Zuniga labled Totopotmoy Creek as Manaskint, but it was wrongly
translatd as Menaskunt, so no one made the naming connection. Langstron
called Totopotomov Creek Manskin creek. (They were
just across the creek). Next Herman labels the Manskin Indians as living on Guttin Isle, but historians discount Herman because they confuse his label of Manskin with the Manakin Indians who were 50 miles upriver. Historians at the time considered his label as erroneous. The Manskin Indians seem to
be one of the two villages that all the Pamunkey Indians coalesced into after the intrusion of white
settlers. After 1750, history lost the Manskin Indians as a
tribe. Is shows up in no lists of the villages
in current inventories.
Martha McCartney relocates Opechancanoughs
village of Menmend as “the Island”
which later maps show as populated by Manskin Indians. But it has been in the old maps and new maps all along because it lives on in the creek and town
names. “Manskin Lodge” farm is still across from
Totopotomoy creek. The Manskin Indians that lived on “the Island”
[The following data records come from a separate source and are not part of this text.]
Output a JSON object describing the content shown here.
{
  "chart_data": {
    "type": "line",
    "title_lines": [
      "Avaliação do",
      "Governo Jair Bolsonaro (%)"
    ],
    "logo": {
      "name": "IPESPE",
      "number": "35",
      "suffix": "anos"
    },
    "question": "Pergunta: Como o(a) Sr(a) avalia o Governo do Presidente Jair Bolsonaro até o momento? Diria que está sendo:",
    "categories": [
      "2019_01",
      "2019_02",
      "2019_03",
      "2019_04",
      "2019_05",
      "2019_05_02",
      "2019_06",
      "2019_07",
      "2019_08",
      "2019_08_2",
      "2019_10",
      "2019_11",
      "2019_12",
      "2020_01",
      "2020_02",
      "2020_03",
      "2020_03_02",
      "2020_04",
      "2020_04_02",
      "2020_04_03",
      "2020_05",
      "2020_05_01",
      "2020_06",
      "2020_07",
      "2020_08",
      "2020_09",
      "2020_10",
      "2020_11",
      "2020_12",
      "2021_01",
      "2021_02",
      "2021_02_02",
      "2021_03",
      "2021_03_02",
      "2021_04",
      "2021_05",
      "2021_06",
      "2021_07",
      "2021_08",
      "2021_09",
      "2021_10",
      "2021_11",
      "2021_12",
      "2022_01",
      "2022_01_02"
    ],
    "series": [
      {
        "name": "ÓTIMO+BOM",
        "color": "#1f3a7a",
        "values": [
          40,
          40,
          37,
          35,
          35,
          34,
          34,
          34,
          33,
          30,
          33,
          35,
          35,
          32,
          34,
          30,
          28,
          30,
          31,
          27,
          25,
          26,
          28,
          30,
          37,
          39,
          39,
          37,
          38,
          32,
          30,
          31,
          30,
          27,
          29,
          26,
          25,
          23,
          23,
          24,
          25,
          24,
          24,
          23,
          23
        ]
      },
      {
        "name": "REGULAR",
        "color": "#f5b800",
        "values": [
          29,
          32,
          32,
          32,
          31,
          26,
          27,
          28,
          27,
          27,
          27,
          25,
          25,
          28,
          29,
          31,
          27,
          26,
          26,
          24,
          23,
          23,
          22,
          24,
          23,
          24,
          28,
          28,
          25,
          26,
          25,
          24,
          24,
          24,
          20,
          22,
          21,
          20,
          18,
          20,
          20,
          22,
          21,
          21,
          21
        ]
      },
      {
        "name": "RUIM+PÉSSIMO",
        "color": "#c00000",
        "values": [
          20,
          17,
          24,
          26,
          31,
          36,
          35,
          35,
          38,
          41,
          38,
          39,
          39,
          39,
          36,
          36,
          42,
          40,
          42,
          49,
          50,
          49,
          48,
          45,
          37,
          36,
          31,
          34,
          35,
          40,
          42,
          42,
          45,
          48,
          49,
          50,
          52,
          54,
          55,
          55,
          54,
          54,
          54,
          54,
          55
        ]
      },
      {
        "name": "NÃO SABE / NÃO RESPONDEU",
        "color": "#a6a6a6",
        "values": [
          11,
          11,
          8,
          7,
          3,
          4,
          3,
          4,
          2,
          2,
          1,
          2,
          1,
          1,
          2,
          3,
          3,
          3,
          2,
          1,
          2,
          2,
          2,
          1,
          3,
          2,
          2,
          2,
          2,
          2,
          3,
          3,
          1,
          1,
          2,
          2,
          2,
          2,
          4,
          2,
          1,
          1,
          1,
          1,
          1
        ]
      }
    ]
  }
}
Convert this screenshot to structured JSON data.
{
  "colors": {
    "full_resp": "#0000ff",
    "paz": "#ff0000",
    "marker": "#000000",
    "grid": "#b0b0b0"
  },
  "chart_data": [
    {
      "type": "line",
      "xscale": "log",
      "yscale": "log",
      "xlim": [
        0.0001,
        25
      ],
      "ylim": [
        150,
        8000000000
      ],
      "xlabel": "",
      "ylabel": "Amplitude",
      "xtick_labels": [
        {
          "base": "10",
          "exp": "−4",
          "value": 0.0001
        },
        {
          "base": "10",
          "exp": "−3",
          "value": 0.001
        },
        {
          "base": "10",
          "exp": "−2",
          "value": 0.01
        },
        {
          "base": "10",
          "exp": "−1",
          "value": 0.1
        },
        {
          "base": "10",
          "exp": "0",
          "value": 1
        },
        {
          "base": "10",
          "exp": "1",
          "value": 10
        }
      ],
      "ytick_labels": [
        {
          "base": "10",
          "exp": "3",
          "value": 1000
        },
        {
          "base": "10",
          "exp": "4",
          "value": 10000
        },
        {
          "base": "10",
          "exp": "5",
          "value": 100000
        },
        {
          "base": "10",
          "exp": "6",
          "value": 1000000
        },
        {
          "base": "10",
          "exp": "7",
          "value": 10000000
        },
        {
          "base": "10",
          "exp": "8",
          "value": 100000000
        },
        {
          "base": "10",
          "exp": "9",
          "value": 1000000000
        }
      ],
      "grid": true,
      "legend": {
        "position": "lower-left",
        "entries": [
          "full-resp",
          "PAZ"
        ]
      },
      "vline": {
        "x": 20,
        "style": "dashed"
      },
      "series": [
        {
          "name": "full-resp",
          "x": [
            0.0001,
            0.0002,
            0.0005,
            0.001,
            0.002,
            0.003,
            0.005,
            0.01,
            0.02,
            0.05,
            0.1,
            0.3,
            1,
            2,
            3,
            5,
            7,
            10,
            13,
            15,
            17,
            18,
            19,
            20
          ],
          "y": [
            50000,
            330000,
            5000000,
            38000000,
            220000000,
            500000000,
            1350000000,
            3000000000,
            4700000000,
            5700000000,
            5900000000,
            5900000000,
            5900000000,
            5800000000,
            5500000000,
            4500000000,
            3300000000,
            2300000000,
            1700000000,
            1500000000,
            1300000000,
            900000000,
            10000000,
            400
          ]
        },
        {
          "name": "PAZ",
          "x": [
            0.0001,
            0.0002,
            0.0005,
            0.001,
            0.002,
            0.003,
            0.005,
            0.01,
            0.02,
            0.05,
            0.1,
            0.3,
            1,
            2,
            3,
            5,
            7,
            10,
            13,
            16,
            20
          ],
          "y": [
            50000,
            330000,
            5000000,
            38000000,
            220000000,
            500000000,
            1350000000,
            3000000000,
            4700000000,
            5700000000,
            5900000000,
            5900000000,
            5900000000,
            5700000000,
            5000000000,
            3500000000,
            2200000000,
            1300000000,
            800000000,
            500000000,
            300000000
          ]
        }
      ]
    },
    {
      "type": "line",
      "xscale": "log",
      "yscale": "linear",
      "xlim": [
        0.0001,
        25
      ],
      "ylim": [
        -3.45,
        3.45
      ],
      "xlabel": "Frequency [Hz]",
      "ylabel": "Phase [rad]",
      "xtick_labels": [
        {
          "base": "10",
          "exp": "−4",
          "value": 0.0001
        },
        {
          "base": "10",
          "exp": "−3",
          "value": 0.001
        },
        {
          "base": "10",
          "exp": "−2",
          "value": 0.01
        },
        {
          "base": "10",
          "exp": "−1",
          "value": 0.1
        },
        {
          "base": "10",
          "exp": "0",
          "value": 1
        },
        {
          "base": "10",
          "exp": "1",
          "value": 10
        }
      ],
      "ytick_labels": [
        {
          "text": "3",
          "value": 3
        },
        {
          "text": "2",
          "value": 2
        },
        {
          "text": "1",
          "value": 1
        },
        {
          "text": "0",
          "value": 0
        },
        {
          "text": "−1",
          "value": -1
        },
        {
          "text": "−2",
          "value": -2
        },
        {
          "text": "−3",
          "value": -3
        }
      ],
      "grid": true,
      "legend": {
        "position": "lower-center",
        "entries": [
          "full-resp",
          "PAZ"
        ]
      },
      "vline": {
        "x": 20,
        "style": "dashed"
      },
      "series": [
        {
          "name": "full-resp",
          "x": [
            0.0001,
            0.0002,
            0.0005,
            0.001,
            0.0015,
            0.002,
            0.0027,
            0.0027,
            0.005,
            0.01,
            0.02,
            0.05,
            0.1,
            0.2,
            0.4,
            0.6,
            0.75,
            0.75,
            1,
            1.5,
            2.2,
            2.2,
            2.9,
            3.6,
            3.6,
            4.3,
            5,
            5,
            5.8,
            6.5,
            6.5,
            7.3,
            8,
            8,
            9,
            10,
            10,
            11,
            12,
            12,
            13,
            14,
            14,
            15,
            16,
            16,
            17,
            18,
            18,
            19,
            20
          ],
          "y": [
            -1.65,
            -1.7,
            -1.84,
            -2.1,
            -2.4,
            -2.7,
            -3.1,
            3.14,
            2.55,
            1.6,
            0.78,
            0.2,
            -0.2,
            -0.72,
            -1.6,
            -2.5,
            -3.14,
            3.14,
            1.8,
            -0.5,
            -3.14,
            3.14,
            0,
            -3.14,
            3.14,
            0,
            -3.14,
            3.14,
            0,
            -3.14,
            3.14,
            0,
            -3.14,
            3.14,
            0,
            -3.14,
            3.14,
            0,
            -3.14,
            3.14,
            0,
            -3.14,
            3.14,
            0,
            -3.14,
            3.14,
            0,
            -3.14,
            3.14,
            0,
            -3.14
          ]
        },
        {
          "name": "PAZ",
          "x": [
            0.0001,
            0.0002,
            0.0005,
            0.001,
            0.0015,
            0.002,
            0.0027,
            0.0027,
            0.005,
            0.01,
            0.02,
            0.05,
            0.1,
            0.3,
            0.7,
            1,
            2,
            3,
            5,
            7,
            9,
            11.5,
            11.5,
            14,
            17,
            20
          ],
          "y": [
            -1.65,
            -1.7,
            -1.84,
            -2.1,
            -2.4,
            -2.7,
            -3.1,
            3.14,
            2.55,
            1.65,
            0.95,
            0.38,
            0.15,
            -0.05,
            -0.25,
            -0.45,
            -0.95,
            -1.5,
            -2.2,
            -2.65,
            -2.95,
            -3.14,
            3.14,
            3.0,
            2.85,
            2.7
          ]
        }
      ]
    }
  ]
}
just below the town listed on
current USGS Maps as Manquin. And the creeks name is Moncuin creek which is a simple mispronunciation of Manskin. Right under our
noses but not recognized.
Conclusion is that Opechancanough is
likely to have been a Manskin Indian,
who were probably a renamed Youghtanund tribe, a sister
tribe to the Pamunkeys that has been lost to history.